Law firms have been knowledge management organizations ever since handfuls of lawyers started practicing together under the auspices of a “firm.” They just didn’t know it.
Steve Denning is the author of numerous top-selling business books about leadership, and his client list reads like the Fortune 500 issue of Fortune magazine. He happens to be a former practicing lawyer and was the Program Director for Knowledge Management for the World Bank.
Here is a link to an extraordinary blog post called “The economic imperative of knowledge management” – and here is an excerpt that almost gave me goose-bumps:
Many factors have transformed the way in which organizations now view knowledge, but perhaps the pivotal development has been the dramatically extended reach of know-how through new information technology. Rapidly falling costs of communications and computing and the extraordinary growth and accessibility of the World Wide Web present new opportunities for knowledge-based organizations, to share knowledge more widely and cheaply than ever before.
Thus organizations with operations and employees around the world are now able to mobilize their expertise from whatever origin to apply rapidly to new situations. As a result, clients are coming to expect from global organizations, not merely the know-how of the particular team that has been assigned to the task, but the very best that the organization as a whole has to offer. Knowledge sharing is thus enabling — and forcing — institutions that are international in the scope of their operations, to become truly global in character by enabling knowledge transfer to occur across large distances within a very short time.
Once clients realize that global sharing of knowledge is possible, they want nothing less than this. If one organization will not provide it, then they may turn to another that will. As a result, sharing knowledge ceases to become an option, but rather a necessity of business survival. In a real sense (sic), the strategic choice facing an organization is knowledge sharing or death.
IT departments in law firms, and certain conscientious practice groups do their best to gather and maintain practice area intelligence so that it can be broadly shared, used and reused – by lawyers and their clients. I published a chapter in a White Paper in late February this year (I’ll post it here, too) for Leigh Dance, ELD International, called “Improve Client Service and Satisfaction Through Global Project and Knowledge Management.”
In this chapter, I ask and answer the question: Despite 25 years of KM progress, why haven’t law firms embraced it even more closely? A reason that we hear from firms of all sizes is that “lawyers don’t like to share.” I think this is too easy an excuse (although I admit there are some who don’t). I think the reason is that KM is too far removed from what lawyers actually do – from the delivery of legal services. Other than knowing where documents are in the document management system, KM is fully off the day-to-day radar screen of many lawyers in even the largest law firms.
To combat the obstacles, my company, Content Pilot, has designed a robust, but highly natural KM system/experience database that easily integrates with other databases, called CP Deals & Cases Tool. It is designed to facilitate trust among lawyers and marketers, and promote data gathering because it’s so intuitive and easy to use.
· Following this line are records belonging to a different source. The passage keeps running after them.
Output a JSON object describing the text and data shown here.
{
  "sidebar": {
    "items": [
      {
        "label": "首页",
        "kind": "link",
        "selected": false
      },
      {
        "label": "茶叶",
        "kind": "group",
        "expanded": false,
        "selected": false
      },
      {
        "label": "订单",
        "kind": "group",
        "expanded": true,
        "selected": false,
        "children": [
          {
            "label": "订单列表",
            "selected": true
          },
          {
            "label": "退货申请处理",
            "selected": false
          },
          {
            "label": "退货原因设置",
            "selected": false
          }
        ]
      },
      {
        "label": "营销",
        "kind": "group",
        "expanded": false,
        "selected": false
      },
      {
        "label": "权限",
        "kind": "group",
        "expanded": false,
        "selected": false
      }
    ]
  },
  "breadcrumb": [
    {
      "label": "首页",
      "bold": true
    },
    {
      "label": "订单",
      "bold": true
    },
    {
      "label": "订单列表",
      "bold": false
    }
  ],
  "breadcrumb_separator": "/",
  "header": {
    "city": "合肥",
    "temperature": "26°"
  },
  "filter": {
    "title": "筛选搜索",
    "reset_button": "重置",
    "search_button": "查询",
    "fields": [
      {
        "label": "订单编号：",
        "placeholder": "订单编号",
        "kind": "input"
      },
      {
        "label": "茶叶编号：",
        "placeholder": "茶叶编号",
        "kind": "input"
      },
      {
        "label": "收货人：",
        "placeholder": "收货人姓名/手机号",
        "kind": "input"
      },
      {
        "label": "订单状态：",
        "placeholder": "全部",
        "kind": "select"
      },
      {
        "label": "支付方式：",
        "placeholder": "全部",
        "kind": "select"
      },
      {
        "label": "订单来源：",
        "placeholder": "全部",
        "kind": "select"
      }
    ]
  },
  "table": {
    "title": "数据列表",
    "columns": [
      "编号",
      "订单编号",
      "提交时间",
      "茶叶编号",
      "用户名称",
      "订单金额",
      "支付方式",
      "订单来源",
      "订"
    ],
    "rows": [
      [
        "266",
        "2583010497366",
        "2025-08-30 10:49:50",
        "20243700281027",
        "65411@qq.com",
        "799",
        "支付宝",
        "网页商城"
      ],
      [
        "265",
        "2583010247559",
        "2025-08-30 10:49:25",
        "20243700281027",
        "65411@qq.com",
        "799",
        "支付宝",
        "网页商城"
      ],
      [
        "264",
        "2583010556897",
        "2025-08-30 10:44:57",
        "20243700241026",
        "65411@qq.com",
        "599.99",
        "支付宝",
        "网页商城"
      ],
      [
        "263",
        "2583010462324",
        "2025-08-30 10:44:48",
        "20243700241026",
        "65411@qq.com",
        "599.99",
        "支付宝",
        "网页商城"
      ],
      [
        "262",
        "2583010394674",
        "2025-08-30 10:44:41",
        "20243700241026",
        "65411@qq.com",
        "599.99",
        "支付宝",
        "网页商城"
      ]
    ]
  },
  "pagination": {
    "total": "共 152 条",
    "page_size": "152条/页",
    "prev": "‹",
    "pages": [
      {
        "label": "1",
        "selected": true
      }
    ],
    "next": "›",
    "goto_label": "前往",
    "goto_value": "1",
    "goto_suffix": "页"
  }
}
It is designed to sift through the enormous proliferation of data to isolate the salient and most relevant pieces of information that tell the complete and right story about a particular piece of experience.
But this post isn’t about selling our products and services. It’s urging law firms to absorb what Steve Denning preaches – that clients expect global knowledge sharing, and if your organization doesn’t embrace and provide it, clients will seek firms that do.
Steve Denning says:
By 2007, more and more firms were recognizing the need to manage their knowledge. The factors creating massive change were diverse: accelerating competition in the global economy, the consequent imperative for ever faster innovation, the emergence of global networks of partners, the rapidly growing role of intangibles, which can’t be controlled like physical goods, the increasing ownership of the means of production by knowledge workers, the escalating power of customers in the marketplace, and the burgeoning diversity in both the workplace and marketplace—all these forces imply a vastly more important role for knowledge and leadership in the future.
Now, halfway through 2010, we are receiving numerous inquiries about experience databases and KM, but we still hear about the cultural obstacles to successful implementation. Try to imagine telling a client wanting to know about your project finance expertise in the Middle East, “Our firm doesn’t know what it knows – we don’t have a mandatory system that invites and encourages this type of sharing.”
Instead of such a heart-on-the-shirtsleeve admission, lawyers send a broadcast email that asks, “Does anyone here have experience in project finance matters in the Middle East?” What if the perfect expert is on vacation without email access? And what if that vacationer is a recent lateral, whose broad and deep expertise isn’t yet known by practice area colleagues?
The client will go elsewhere – to another law firm that can not only surface the individual who is the expert, but the details of the experience that are the most relevant to this client opportunity.
Cultural impediments to KM will cease to be the excuse for those law firms that want to become “all-knowing.”